O Artigo 1.282 do código civil dispõe que a arvore nesta situação
pertença em comum aos dois vizinhos, cujo tronco esteja na divisa entre os
dois terrenos.
Silvio Rodrigues ao citar Pontes de Miranda diz que:
"com razão, chama essa figura de arvore-meia, de maneira que
a cada proprietário pertence a metade da coisa, mas em corpo
indivisível. Ou seja, cada proprietário é dono da parte da
arvore, e não da parte ideal.

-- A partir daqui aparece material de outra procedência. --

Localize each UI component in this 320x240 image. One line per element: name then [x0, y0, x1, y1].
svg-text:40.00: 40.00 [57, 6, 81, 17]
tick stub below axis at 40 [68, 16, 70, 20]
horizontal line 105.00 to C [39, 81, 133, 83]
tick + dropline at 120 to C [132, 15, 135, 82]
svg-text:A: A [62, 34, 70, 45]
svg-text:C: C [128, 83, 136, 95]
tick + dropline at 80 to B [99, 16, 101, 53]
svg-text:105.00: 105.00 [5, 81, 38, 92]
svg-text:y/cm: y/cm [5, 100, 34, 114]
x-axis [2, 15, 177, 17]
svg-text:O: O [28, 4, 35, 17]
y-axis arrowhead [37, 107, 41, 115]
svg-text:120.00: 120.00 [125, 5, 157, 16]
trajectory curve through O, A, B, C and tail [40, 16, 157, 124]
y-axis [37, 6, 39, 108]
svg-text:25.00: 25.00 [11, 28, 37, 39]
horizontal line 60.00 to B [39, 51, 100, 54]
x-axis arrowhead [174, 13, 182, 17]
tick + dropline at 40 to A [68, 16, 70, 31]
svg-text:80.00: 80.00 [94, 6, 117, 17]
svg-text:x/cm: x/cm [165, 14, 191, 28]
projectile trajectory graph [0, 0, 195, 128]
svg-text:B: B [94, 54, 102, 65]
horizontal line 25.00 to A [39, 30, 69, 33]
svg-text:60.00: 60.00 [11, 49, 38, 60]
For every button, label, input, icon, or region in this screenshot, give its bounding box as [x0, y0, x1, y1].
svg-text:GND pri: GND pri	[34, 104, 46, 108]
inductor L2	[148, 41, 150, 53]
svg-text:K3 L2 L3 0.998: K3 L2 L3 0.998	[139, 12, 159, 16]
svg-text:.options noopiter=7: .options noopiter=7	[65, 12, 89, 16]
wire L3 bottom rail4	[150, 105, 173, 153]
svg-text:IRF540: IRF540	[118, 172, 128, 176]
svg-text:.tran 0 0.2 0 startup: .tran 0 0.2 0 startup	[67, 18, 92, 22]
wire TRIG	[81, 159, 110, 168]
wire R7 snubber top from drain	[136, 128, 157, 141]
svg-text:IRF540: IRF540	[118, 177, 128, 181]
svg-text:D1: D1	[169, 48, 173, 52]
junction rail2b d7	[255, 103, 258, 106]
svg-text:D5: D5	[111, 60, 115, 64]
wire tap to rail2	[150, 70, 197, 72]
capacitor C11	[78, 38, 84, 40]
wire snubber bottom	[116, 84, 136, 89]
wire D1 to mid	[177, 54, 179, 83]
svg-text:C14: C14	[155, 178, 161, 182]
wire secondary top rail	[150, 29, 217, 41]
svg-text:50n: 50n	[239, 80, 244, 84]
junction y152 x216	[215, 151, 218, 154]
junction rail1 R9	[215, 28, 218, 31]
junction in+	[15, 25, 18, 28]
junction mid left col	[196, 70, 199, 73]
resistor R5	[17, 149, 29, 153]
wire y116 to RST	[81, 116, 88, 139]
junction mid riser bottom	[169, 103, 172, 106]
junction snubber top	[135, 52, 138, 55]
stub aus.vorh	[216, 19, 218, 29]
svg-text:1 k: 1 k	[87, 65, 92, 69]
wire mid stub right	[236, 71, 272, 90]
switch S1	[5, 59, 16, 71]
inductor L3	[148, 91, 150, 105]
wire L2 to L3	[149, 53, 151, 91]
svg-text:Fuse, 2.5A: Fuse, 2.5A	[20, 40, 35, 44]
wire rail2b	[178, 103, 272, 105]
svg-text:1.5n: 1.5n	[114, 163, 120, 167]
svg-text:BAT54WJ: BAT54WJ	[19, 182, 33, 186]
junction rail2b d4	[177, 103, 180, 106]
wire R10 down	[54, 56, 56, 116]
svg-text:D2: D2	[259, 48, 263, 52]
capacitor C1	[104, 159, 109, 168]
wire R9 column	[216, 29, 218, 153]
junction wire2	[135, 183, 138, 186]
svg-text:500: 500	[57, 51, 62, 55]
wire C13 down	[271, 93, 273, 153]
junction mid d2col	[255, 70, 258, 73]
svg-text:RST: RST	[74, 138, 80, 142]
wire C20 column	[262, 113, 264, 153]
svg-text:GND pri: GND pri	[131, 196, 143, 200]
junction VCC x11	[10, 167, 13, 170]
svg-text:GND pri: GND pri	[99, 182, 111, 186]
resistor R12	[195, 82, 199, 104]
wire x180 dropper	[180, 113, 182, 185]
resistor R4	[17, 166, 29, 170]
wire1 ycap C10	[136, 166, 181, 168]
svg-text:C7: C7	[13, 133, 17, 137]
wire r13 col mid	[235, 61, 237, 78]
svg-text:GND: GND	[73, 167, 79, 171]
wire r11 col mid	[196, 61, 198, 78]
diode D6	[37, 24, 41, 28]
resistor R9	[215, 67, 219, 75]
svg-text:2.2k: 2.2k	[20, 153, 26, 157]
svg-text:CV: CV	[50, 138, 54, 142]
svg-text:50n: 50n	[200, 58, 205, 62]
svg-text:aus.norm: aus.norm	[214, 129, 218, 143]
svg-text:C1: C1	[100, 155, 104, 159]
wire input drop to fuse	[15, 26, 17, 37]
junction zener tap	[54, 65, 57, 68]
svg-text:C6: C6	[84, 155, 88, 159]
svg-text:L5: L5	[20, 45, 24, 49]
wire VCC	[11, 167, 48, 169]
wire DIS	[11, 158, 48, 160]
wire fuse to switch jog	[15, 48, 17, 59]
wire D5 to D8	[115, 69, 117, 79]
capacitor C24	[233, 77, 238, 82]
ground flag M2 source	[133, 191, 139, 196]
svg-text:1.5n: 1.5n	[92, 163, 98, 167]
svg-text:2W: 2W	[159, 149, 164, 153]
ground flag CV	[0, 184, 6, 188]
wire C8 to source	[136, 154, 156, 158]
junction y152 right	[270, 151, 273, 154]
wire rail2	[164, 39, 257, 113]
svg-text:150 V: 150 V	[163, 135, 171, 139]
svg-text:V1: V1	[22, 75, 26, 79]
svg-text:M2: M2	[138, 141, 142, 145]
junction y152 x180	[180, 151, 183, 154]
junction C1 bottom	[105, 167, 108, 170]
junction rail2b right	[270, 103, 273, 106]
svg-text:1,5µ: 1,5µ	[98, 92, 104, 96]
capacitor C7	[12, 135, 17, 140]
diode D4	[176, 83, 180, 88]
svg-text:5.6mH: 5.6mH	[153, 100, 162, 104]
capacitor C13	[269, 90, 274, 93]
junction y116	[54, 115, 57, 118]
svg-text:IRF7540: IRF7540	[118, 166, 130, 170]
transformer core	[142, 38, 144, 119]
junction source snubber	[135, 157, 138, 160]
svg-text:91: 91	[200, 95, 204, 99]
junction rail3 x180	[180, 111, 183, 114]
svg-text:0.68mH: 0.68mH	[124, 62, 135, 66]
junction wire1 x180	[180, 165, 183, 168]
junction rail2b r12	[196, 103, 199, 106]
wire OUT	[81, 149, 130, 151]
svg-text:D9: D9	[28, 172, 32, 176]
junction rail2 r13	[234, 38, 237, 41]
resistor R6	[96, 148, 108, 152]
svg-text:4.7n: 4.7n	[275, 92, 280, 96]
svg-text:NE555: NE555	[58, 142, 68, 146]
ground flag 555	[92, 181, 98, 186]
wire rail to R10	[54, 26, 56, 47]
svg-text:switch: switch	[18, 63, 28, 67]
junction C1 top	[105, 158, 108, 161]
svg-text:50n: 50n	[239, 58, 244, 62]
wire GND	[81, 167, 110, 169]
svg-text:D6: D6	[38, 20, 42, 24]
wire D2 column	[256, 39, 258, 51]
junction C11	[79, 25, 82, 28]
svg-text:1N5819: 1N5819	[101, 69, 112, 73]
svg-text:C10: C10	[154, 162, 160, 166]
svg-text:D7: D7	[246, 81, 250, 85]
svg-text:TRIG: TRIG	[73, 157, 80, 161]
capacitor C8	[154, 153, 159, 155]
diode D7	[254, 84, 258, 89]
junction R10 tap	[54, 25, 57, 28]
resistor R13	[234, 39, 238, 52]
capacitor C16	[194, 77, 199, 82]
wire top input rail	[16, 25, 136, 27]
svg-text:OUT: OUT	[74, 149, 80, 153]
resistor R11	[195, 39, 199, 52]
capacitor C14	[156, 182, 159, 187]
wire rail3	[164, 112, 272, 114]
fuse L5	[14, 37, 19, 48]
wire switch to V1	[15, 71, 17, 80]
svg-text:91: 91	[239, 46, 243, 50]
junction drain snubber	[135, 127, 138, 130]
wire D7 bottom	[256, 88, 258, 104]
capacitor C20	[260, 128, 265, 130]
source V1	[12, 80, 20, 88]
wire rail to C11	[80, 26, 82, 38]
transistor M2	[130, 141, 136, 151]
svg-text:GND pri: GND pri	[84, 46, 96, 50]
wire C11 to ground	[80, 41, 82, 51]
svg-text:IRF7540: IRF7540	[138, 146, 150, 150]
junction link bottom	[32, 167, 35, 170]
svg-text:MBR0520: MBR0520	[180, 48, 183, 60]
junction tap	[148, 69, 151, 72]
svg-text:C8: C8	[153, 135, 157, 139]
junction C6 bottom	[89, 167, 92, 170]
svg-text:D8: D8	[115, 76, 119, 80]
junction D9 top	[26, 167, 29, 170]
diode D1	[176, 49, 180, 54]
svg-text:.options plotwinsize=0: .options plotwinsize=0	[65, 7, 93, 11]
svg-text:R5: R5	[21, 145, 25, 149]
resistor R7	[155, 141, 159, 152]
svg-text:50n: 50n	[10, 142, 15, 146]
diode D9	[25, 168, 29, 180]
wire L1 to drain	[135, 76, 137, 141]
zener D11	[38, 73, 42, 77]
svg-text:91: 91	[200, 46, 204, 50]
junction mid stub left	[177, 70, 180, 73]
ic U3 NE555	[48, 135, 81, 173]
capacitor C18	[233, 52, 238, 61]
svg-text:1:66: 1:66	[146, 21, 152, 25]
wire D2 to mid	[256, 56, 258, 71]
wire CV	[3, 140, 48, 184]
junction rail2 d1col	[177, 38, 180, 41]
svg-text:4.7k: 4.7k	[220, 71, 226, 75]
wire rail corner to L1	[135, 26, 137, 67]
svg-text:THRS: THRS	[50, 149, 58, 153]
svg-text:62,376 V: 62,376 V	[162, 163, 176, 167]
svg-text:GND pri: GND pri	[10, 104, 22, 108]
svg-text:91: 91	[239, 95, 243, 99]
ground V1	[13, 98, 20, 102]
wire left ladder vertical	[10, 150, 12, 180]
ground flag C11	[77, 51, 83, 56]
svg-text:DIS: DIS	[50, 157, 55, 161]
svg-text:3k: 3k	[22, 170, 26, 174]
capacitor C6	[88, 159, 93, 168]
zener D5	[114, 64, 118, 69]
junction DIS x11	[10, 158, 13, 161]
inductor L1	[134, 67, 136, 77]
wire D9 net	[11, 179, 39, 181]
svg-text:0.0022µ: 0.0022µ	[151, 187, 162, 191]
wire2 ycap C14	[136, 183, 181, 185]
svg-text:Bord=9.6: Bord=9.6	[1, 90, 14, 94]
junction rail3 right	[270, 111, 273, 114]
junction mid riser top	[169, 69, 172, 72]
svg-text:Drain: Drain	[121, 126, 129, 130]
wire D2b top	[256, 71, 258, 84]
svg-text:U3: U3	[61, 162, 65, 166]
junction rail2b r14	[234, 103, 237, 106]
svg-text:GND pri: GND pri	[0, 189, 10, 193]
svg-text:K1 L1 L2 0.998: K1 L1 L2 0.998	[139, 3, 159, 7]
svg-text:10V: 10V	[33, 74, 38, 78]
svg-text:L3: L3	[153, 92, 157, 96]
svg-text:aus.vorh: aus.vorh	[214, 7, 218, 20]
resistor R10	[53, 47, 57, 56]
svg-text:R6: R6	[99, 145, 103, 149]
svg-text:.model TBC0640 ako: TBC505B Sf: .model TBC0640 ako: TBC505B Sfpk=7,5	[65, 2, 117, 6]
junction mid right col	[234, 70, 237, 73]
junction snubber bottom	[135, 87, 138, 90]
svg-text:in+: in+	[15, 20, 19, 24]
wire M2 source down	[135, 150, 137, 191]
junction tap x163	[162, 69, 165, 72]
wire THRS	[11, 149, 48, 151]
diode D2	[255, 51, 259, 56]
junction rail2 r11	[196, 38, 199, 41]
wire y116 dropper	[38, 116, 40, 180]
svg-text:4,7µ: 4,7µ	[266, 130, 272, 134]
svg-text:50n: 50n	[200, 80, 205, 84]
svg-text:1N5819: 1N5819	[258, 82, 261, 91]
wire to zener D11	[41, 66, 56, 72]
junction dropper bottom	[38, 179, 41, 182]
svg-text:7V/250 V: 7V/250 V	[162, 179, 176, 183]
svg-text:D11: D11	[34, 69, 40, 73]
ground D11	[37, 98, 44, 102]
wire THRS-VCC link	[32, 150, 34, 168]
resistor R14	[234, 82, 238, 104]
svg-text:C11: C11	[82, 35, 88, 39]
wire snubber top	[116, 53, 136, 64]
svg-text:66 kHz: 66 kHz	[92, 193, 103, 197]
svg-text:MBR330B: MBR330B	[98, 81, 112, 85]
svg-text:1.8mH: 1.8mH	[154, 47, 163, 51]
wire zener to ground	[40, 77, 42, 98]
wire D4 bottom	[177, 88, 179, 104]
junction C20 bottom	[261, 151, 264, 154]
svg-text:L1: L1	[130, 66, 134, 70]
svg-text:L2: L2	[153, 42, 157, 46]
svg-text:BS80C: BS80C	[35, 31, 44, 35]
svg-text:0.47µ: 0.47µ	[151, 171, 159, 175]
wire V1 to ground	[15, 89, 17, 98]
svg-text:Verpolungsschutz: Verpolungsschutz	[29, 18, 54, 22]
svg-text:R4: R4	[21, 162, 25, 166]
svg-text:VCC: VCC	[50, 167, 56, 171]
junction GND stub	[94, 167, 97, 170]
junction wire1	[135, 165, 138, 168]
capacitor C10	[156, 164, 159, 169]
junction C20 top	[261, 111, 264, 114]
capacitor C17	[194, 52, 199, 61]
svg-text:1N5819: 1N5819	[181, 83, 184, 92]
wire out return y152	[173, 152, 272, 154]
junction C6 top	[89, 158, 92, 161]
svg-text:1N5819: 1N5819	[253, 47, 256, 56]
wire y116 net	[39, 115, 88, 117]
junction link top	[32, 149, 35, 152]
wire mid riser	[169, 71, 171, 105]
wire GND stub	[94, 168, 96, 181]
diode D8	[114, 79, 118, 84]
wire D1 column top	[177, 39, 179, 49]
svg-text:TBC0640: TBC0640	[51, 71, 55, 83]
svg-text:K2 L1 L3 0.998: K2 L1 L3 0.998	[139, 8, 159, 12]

Exatamente como ocorreria com o
meio comum, no caso de parede meia".
Além disso, alerta Venosa " pertencendo a árvore aos confinantes,
cabem-lhes as despesas de conservação e colheita, podendo aquele que
gastou cobrar do vizinho a metade".
Também temos que levar em consideração de que se, a arvore for
cortada devem ser repartidos todos os frutos entre os donos.
38
5.1.2 Invasão por raízes e ramos:
O Artigo 1.283 do código civil confere ao proprietário o direito de
cortar, até o plano vertical divisório, as raízes e ramos de arvores nascidas em
prédios vizinhos, que ultrapassem a extrema de seu prédio.
Neste sentido, Orlando Gomes diz que " o direito de corte não se
condiciona à nocividade da invasão, podendo ser exercido livremente, pouco
importando que nenhum prejuízo cause este prolongamento da arvore".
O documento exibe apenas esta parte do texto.